Since ancient times, incense has been used in religious ceremonies. It was believed that it contributes to immersion in prayer and detachment from worldly problems and that it is the scent of meditation and immersion in the inner world. A person feels peace and tranquility with the assistance of the given plant (Mukherjee 109). Aromatherapists use not only the resin of incense but also the essential oil, which is a dense yellowish liquid with a resinous balsamic aroma. It is obtained by steam distillation from incense.

The Egyptians often mixed incense with oil of brown frankincense and rubbed the mixture to relieve pain in the extremities, and also included incense in rejuvenating masks. The Chinese considered it an effective remedy for scrofula and leprosy. Nowadays incense is used in the manufacture of perfumes as a fixative. (Schoff 119)

In the Bible, a substance called pure frankincense is incense in the modern sense. From the origins of Christianity, the smoking composition was four-component, where incense was one of the equal parts (Litke 291). Over time, the frankincense in the Christian church was called in one word which is incense. Thus, the name has become unifying for a large group of different substances and complex compositions.

The Romans used incense not only in religious ceremonies but also for state and household purposes. When making important government events incense was smoked: it was thought that its smell “opens” the soul. This is an important component of oriental incense and an anti-inflammatory component of medicines mentioned in the ancient texts of Ayurveda. Incense, sandalwood and myrrh are already mentioned in the Old Testament. Gold, frankincense and myrrh are described in the Bible as gifts of the Magi to Jesus (Mukherjee 101). Christianity has significantly increased the market for this incense, where it is widely used in religious ceremonies.

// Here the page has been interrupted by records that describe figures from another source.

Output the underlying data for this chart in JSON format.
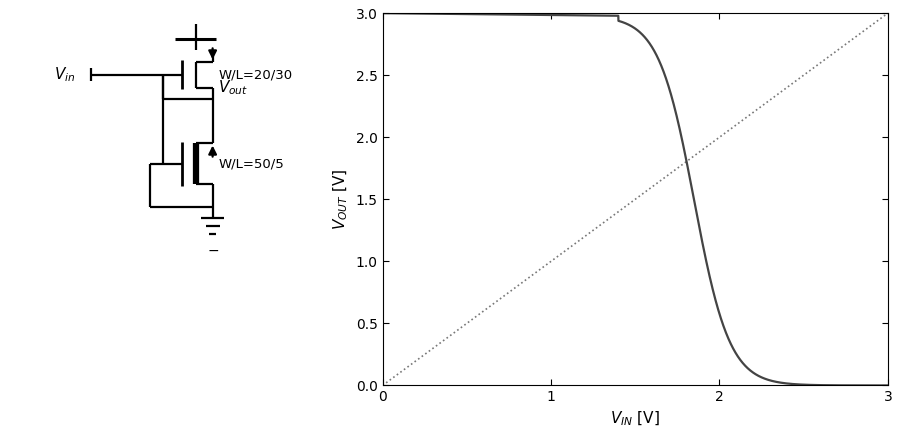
{
  "xlim": [
    0.0,
    3.0
  ],
  "ylim": [
    0.0,
    3.0
  ],
  "xticks": [
    0.0,
    1.0,
    2.0,
    3.0
  ],
  "yticks": [
    0.0,
    0.5,
    1.0,
    1.5,
    2.0,
    2.5,
    3.0
  ],
  "xlabel": "V_{IN} [V]",
  "ylabel": "V_{OUT} [V]",
  "vdd": 3.0,
  "line_color": "#444444",
  "dotted_color": "#777777",
  "background": "#ffffff",
  "circuit_label_wl1": "W/L=20/30",
  "circuit_label_wl2": "W/L=50/5",
  "curve_transition_start": 1.5,
  "curve_transition_mid": 1.85,
  "curve_transition_end": 2.3,
  "curve_k": 9.5
}
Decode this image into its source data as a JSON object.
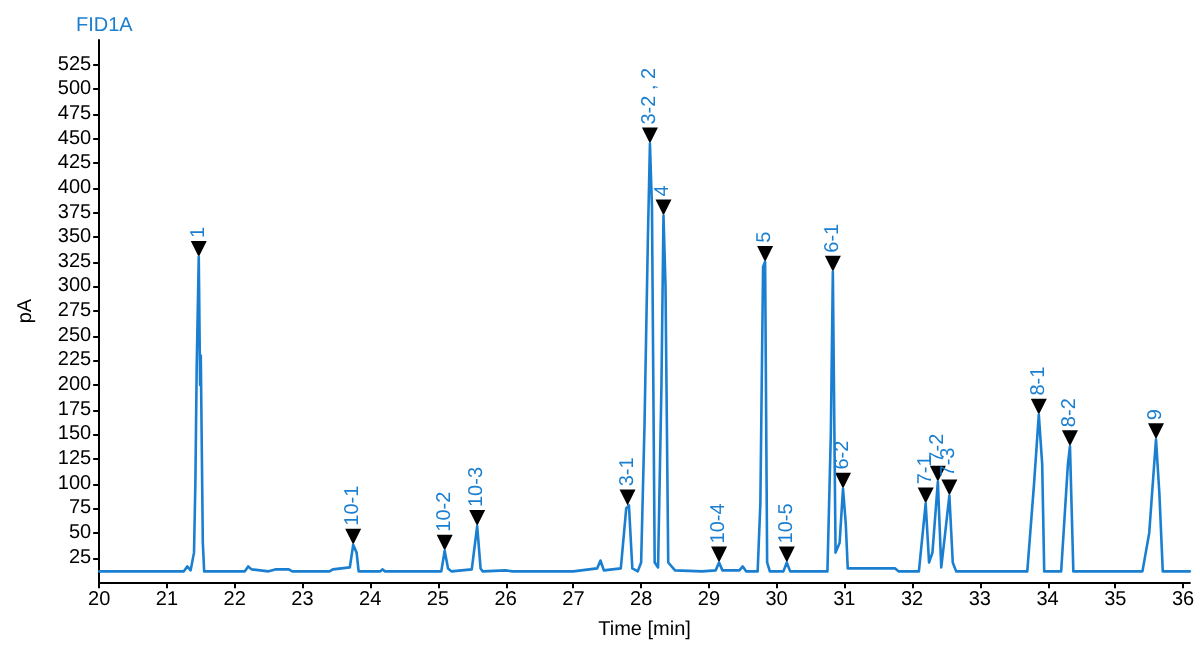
{
  "chart_data": {
    "type": "line",
    "title": "FID1A",
    "xlabel": "Time [min]",
    "ylabel": "pA",
    "xlim": [
      20,
      36.1
    ],
    "xticks": [
      20,
      21,
      22,
      23,
      24,
      25,
      26,
      27,
      28,
      29,
      30,
      31,
      32,
      33,
      34,
      35,
      36
    ],
    "ylim": [
      0,
      550
    ],
    "yticks": [
      25,
      50,
      75,
      100,
      125,
      150,
      175,
      200,
      225,
      250,
      275,
      300,
      325,
      350,
      375,
      400,
      425,
      450,
      475,
      500,
      525
    ],
    "grid": false,
    "marker": "none",
    "line_style": "solid",
    "series": [
      {
        "type": "scatter",
        "color": "#000000",
        "marker": "triangle",
        "x": [
          21.47,
          23.75,
          25.1,
          25.58,
          27.8,
          28.13,
          28.33,
          29.15,
          29.83,
          30.15,
          30.83,
          30.98,
          32.2,
          32.38,
          32.55,
          33.87,
          34.33,
          35.6
        ],
        "values": [
          338,
          46,
          40,
          65,
          86,
          453,
          380,
          28,
          333,
          28,
          323,
          103,
          88,
          110,
          96,
          178,
          146,
          153
        ]
      },
      {
        "color": "#1a7fd0",
        "x": [
          20,
          21.25,
          21.3,
          21.35,
          21.4,
          21.42,
          21.44,
          21.47,
          21.49,
          21.5,
          21.53,
          21.55,
          22.15,
          22.2,
          22.25,
          22.5,
          22.6,
          22.8,
          22.85,
          23.4,
          23.45,
          23.7,
          23.75,
          23.8,
          23.83,
          24.15,
          24.18,
          24.22,
          25.05,
          25.1,
          25.15,
          25.2,
          25.5,
          25.58,
          25.63,
          25.66,
          26.0,
          26.1,
          27.0,
          27.35,
          27.4,
          27.45,
          27.7,
          27.78,
          27.82,
          27.87,
          27.95,
          28.0,
          28.05,
          28.1,
          28.13,
          28.16,
          28.2,
          28.25,
          28.3,
          28.33,
          28.36,
          28.4,
          28.5,
          28.9,
          29.1,
          29.15,
          29.2,
          29.45,
          29.5,
          29.55,
          29.72,
          29.76,
          29.8,
          29.83,
          29.86,
          29.9,
          30.1,
          30.15,
          30.2,
          30.75,
          30.8,
          30.83,
          30.87,
          30.93,
          30.98,
          31.02,
          31.05,
          31.75,
          31.8,
          32.1,
          32.2,
          32.25,
          32.3,
          32.38,
          32.43,
          32.48,
          32.55,
          32.6,
          32.65,
          33.7,
          33.8,
          33.87,
          33.92,
          33.95,
          34.2,
          34.3,
          34.33,
          34.38,
          35.4,
          35.5,
          35.6,
          35.65,
          35.7,
          36.1
        ],
        "values": [
          11,
          11,
          16,
          12,
          30,
          100,
          220,
          330,
          200,
          230,
          40,
          11,
          11,
          16,
          13,
          11,
          13,
          13,
          11,
          11,
          13,
          15,
          38,
          30,
          11,
          11,
          13,
          11,
          11,
          32,
          14,
          11,
          13,
          57,
          14,
          11,
          12,
          11,
          11,
          14,
          22,
          12,
          14,
          75,
          78,
          14,
          11,
          20,
          160,
          350,
          445,
          380,
          20,
          15,
          200,
          372,
          300,
          20,
          12,
          11,
          12,
          20,
          12,
          12,
          16,
          11,
          11,
          80,
          320,
          325,
          20,
          11,
          11,
          20,
          11,
          11,
          150,
          315,
          30,
          40,
          95,
          60,
          14,
          14,
          11,
          11,
          80,
          20,
          30,
          102,
          15,
          45,
          88,
          20,
          11,
          11,
          100,
          170,
          120,
          11,
          11,
          120,
          138,
          11,
          11,
          50,
          145,
          90,
          11,
          11
        ]
      }
    ],
    "annotations": [
      {
        "text": "1",
        "x": 21.47,
        "y": 330
      },
      {
        "text": "10-1",
        "x": 23.75,
        "y": 38
      },
      {
        "text": "10-2",
        "x": 25.1,
        "y": 32
      },
      {
        "text": "10-3",
        "x": 25.58,
        "y": 57
      },
      {
        "text": "3-1",
        "x": 27.8,
        "y": 78
      },
      {
        "text": "3-2 , 2",
        "x": 28.13,
        "y": 445
      },
      {
        "text": "4",
        "x": 28.33,
        "y": 372
      },
      {
        "text": "10-4",
        "x": 29.15,
        "y": 20
      },
      {
        "text": "5",
        "x": 29.83,
        "y": 325
      },
      {
        "text": "10-5",
        "x": 30.15,
        "y": 20
      },
      {
        "text": "6-1",
        "x": 30.83,
        "y": 315
      },
      {
        "text": "6-2",
        "x": 30.98,
        "y": 95
      },
      {
        "text": "7-1",
        "x": 32.2,
        "y": 80
      },
      {
        "text": "7-2",
        "x": 32.38,
        "y": 102
      },
      {
        "text": "7-3",
        "x": 32.55,
        "y": 88
      },
      {
        "text": "8-1",
        "x": 33.87,
        "y": 170
      },
      {
        "text": "8-2",
        "x": 34.33,
        "y": 138
      },
      {
        "text": "9",
        "x": 35.6,
        "y": 145
      }
    ]
  }
}
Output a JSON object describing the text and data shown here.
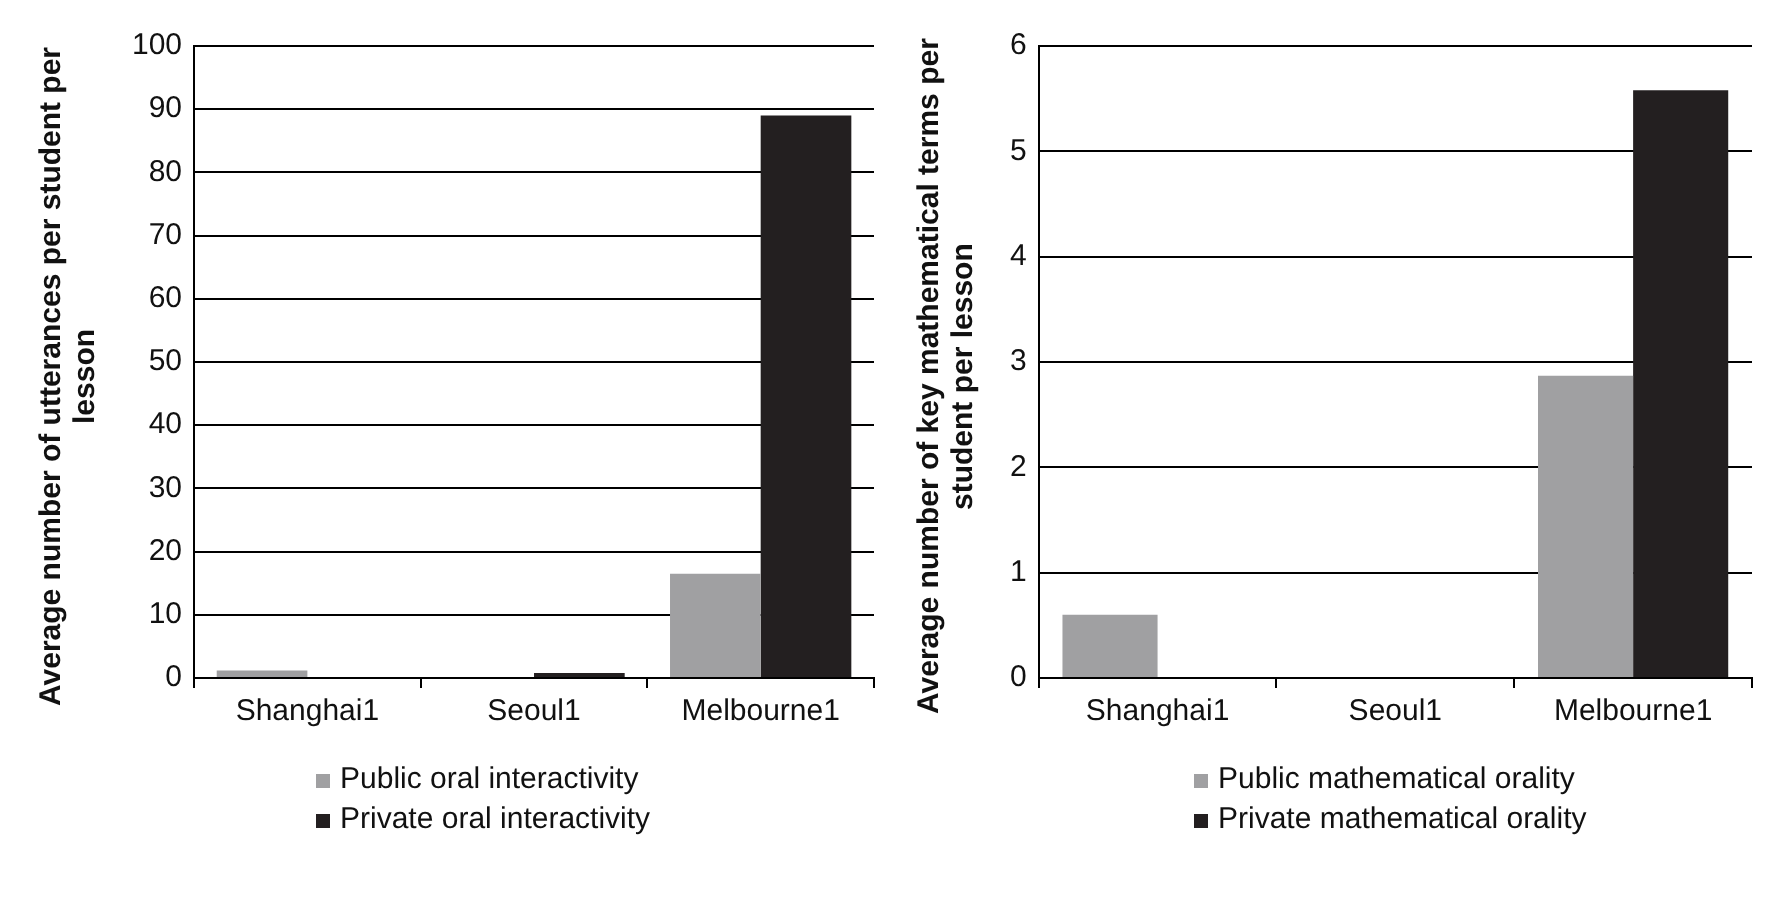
{
  "chart_data": [
    {
      "type": "bar",
      "ylabel": "Average number of utterances per student per lesson",
      "categories": [
        "Shanghai1",
        "Seoul1",
        "Melbourne1"
      ],
      "series": [
        {
          "name": "Public oral interactivity",
          "color": "#a0a0a2",
          "values": [
            1.2,
            0,
            16.5
          ]
        },
        {
          "name": "Private oral interactivity",
          "color": "#231f20",
          "values": [
            0,
            0.8,
            89
          ]
        }
      ],
      "ylim": [
        0,
        100
      ],
      "yticks": [
        0,
        10,
        20,
        30,
        40,
        50,
        60,
        70,
        80,
        90,
        100
      ],
      "grid": "y",
      "legend": "bottom"
    },
    {
      "type": "bar",
      "ylabel": "Average number of key mathematical terms per student per lesson",
      "categories": [
        "Shanghai1",
        "Seoul1",
        "Melbourne1"
      ],
      "series": [
        {
          "name": "Public mathematical orality",
          "color": "#a0a0a2",
          "values": [
            0.6,
            0,
            2.87
          ]
        },
        {
          "name": "Private mathematical orality",
          "color": "#231f20",
          "values": [
            0,
            0,
            5.58
          ]
        }
      ],
      "ylim": [
        0,
        6
      ],
      "yticks": [
        0,
        1,
        2,
        3,
        4,
        5,
        6
      ],
      "grid": "y",
      "legend": "bottom"
    }
  ]
}
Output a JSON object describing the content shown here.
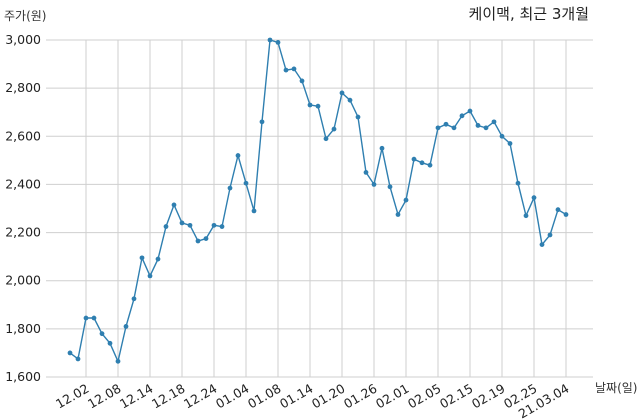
{
  "chart_data": {
    "type": "line",
    "title": "케이맥, 최근 3개월",
    "ylabel": "주가(원)",
    "xlabel": "날짜(일)",
    "ylim": [
      1600,
      3000
    ],
    "yticks": [
      "1,600",
      "1,800",
      "2,000",
      "2,200",
      "2,400",
      "2,600",
      "2,800",
      "3,000"
    ],
    "ytick_values": [
      1600,
      1800,
      2000,
      2200,
      2400,
      2600,
      2800,
      3000
    ],
    "xticks": [
      "12.02",
      "12.08",
      "12.14",
      "12.18",
      "12.24",
      "01.04",
      "01.08",
      "01.14",
      "01.20",
      "01.26",
      "02.01",
      "02.05",
      "02.15",
      "02.19",
      "02.25",
      "21.03.04"
    ],
    "xtick_index": [
      2,
      6,
      10,
      14,
      18,
      22,
      26,
      30,
      34,
      38,
      42,
      46,
      50,
      54,
      58,
      62
    ],
    "grid": true,
    "colors": {
      "line": "#2f7fb0",
      "grid": "#cfcfcf"
    },
    "series": [
      {
        "values": [
          1700,
          1675,
          1845,
          1845,
          1780,
          1740,
          1665,
          1810,
          1925,
          2095,
          2020,
          2090,
          2225,
          2315,
          2240,
          2230,
          2165,
          2175,
          2230,
          2225,
          2385,
          2520,
          2405,
          2290,
          2660,
          3000,
          2990,
          2875,
          2880,
          2830,
          2730,
          2725,
          2590,
          2630,
          2780,
          2750,
          2680,
          2450,
          2400,
          2550,
          2390,
          2275,
          2335,
          2505,
          2490,
          2480,
          2635,
          2650,
          2635,
          2685,
          2705,
          2645,
          2635,
          2660,
          2600,
          2570,
          2405,
          2270,
          2345,
          2150,
          2190,
          2295,
          2275
        ]
      }
    ]
  }
}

Ayurvedic texts recommended the Bosai “salai gugul” adhesive exudate for diseases and funerals (Mukherjee 97). The Periplus states “likewise in funerals were its virtues required” (124). In the first century, Pliny referred to incense as an antidote to hemlock. Pliny said, “it is the luxury which is displayed by man, even in the paraphernalia of death, that has rendered Arabia thus happy” (124). The gathering process was different from other incense plants.

Moreover, Pliny explained, “there is no country in the world that produces frankincense except Arabia, and indeed not the whole of that” (124). In China, incense was used in the treatment of leprosy. Holy Hildegarde Bingen used the plant for hearing loss. It was used in religious ceremonies in ancient Persia, Babylon, Greece, and Rome. Herodotus reported that the Arabs brought 1,000 talents of incense to Darius each year as a gift, which was used at religious festivals in Babylon.

Works Cited

Litke, Andrew W. “Following the Frankincense: Reassessing the Sitz im Leben of Targum Song of Songs”. Journal for the Study of the Pseudepigrapha, vol. 27, no. 4, 2018, pp. 289-313.

Mukherjee, Rila. “Ambivalent engagements: The Bay of Bengal in the Indian Ocean world”. International Journal of Maritime History, vol. 29, no. 1, 2017, pp. 96-110.

Schoff, Wilfred H. The Periplus of The Erythrean Sea. Longmans, Green, and Co., 1912.

Wickramasinghe, Chandima S. M. “A Study of Anthropological and EthnographicalInformation in the Periplus of the Erythraean Sea”. Indian Historical Review,vol. 45, no. 1, 2018, pp. 151-167.